Выбрать главу

Дез Эрми как в воду глядел. Дюрталь словно заново родился, погрузившись в страшную и дивную эпоху позднего Средневековья. Он зажил, спокойно игнорируя все, что его окружало, вдали от окололитературной суеты, короче, заточил свой дух в замке Тиффож рядом с Синей Бородой, проводя дни в полном покое, чуть ли не заигрывая с этим чудовищем.

История вытеснила для Дюрталя роман, фабула которого, разделенная на главы, на отдельные эпизоды, поневоле банальная и прилизанная, раздражала его. Однако и к истории он прибегал за неимением лучшего, не веря в ее реальность. «У человека талантливого, — говорил себе Дюрталь, — идеи и стиль лишь отталкиваются от действительных событий, важность которых зависит от поставленной задачи и от темперамента писателя.

С документами дело обстоит еще хуже, неоспоримых свидетельств нет, и на все можно посмотреть и так, и этак. Если документы и неподложные, их потом опровергают новые, не менее достоверные, которые впоследствии, когда обнаружатся другие, столь же надежные архивы, обесцениваются в свой черед.

В наше время, когда все упрямо роются в старых папках, история служит лишь для утоления голода литературных поденщиков, пекущих свои романы с нарочито запутанной интригой, за которые Академия жалует их своими почетными медалями и премиями».

Поэтому для Дюрталя история была лишь приукрашенной ложью, наживкой для простаков. Он представлял древнюю Клио как сфинкса, с лицом, украшенным торчащими бакенбардами, и с детской шапочкой на голове. «На самом деле точности достигнуть невозможно, — говорил себе Дюрталь. — Как постичь события Средних веков, если никто не в состоянии объяснить даже сравнительно недавнее прошлое — например, подноготную Революции, суть Коммуны? Остается самому измышлять образы, порождать в своем воображении людей иного времени, воплощаться в них, обряжаться, если возможно, в их одежды, выковывать в результате из тщательно отобранных деталей обманчивое целое. Что в конце концов и сделал Мишле;{6} и хотя этот старичок то и дело отвлекался на вставные эпизоды, останавливался на пустяках, пространно расписывал забавные случаи, преувеличивая их значение, как только вспышки чувствительности и припадки национализма нарушали правдоподобие его догадок, во Франции он единственный, кто не боялся погружаться в сумрак старинных сказаний.

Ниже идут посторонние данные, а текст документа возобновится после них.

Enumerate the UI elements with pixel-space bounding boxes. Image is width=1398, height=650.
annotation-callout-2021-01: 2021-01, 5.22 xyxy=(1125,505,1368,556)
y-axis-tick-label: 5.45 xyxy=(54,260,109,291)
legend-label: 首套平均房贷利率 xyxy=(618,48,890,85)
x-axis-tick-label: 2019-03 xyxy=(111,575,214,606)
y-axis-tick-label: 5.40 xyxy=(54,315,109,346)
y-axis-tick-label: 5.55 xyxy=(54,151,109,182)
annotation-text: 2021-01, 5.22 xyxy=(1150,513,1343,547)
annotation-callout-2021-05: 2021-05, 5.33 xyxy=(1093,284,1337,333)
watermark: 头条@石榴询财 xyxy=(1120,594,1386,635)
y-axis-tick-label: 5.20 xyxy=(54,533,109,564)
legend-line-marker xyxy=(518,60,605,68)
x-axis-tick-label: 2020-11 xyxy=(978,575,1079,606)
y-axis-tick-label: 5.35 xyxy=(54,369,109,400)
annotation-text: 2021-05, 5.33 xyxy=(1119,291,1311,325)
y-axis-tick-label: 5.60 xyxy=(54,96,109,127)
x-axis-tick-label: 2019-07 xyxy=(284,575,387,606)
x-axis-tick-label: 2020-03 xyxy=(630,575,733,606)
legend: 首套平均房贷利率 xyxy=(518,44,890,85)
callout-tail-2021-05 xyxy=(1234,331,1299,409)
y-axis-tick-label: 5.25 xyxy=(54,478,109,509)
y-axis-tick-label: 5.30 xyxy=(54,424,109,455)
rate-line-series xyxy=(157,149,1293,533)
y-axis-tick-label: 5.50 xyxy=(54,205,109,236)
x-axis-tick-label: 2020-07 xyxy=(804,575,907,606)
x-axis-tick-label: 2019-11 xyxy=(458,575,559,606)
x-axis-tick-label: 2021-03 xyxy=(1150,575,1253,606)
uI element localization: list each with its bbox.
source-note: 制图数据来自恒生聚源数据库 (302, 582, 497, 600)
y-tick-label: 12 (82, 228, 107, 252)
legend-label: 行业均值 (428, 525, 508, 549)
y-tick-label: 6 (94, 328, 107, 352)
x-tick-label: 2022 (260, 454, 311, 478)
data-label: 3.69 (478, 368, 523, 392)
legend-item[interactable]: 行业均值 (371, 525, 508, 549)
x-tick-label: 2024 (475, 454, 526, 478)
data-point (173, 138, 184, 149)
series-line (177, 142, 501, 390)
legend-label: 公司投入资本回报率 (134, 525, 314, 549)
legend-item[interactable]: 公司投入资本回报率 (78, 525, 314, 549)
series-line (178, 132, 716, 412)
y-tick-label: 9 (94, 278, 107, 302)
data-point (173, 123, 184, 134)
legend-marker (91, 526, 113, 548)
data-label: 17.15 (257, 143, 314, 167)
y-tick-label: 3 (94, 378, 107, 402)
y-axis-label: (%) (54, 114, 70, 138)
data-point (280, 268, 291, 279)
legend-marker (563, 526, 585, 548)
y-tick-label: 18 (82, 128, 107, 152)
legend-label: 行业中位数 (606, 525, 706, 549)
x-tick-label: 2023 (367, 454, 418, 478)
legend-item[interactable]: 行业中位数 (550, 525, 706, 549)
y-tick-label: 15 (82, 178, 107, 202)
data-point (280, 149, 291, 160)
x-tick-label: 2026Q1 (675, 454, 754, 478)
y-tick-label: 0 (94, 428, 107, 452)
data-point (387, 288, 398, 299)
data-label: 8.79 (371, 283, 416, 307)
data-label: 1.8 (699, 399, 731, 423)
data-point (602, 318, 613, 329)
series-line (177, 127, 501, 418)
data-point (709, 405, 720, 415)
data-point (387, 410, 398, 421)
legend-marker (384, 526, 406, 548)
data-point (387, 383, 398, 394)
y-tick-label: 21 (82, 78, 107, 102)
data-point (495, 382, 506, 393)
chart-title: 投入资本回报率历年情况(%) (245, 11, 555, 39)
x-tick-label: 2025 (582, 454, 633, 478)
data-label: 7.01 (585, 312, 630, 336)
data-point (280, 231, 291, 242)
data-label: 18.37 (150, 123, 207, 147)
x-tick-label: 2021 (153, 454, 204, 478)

Его «История Франции» местами возвышалась над обыденностью, несмотря на всю взбалмошную невоздержанность и бесстыдство автора, явно склонного к подглядыванию в замочную скважину; персонажи Мишле жили, покидали неестественный мир, где под ворохом цитат прозябали до этого стараниями его коллег. И что с того, что Мишле — наименее правдивый из историков, раз он превосходит их как художник и личность. Другие лишь рылись в бумажном хламе, шпигуя свою неудобоваримую писанину сухими фактами. По примеру Тэна они компоновали различные выписки,{7} оставляя, разумеется, лишь те, что согласовывались с их высосанными из пальца теориями. Эти люди открещивались от всякого воображения, гордо утверждая, что ничего не сочиняют, — и это была чистая правда, — тем не менее тенденциозным подбором фактов они искажали историю ничуть не меньше. И до чего же примитивен был их подход! Из того, например, что во Франции в нескольких коммунах происходило какое-нибудь событие, они тут же заключали, что и вся страна в такой-то день и час такого-то года жила тем же, думала о том же.

Они перекраивали историю столь же дерзко, как Мишле, только им недоставало его страстности, его фантазии. Они приторговывали историей, распродавали ее по частям, за деревьями не видя леса, — так сейчас отдельными мазками малюют некоторые художники, так сейчас декаденты стряпают свою белиберду! Ладно еще биографы, — думал Дюрталь, — эти лишь прихорашивают своих героев. Люди написали целые фолианты, доказывая, что Феодора была девственницей, а Ян Стин — трезвенником.{8} Другие отмывали Вийона, силясь убедить читателей, будто Толстая Марго из баллады — вовсе не женщина, а вывеска над кабаком. Ни с того ни с сего они представляли поэта тишайшим, законопослушным и, уж конечно, безукоризненно честным человеком. Можно подумать, что, сочиняя свои монографии, эти историки боятся скомпрометировать самих себя обращением к писателям или художникам с дурной репутацией. Им, безусловно, хочется, чтобы те были благонравными обывателями под стать им самим. Свои иконографические образы они фабрикуют из известных ингредиентов, которые придирчиво очищают, переиначивают, просеивают чрез мелкое сито мещанской добродетели».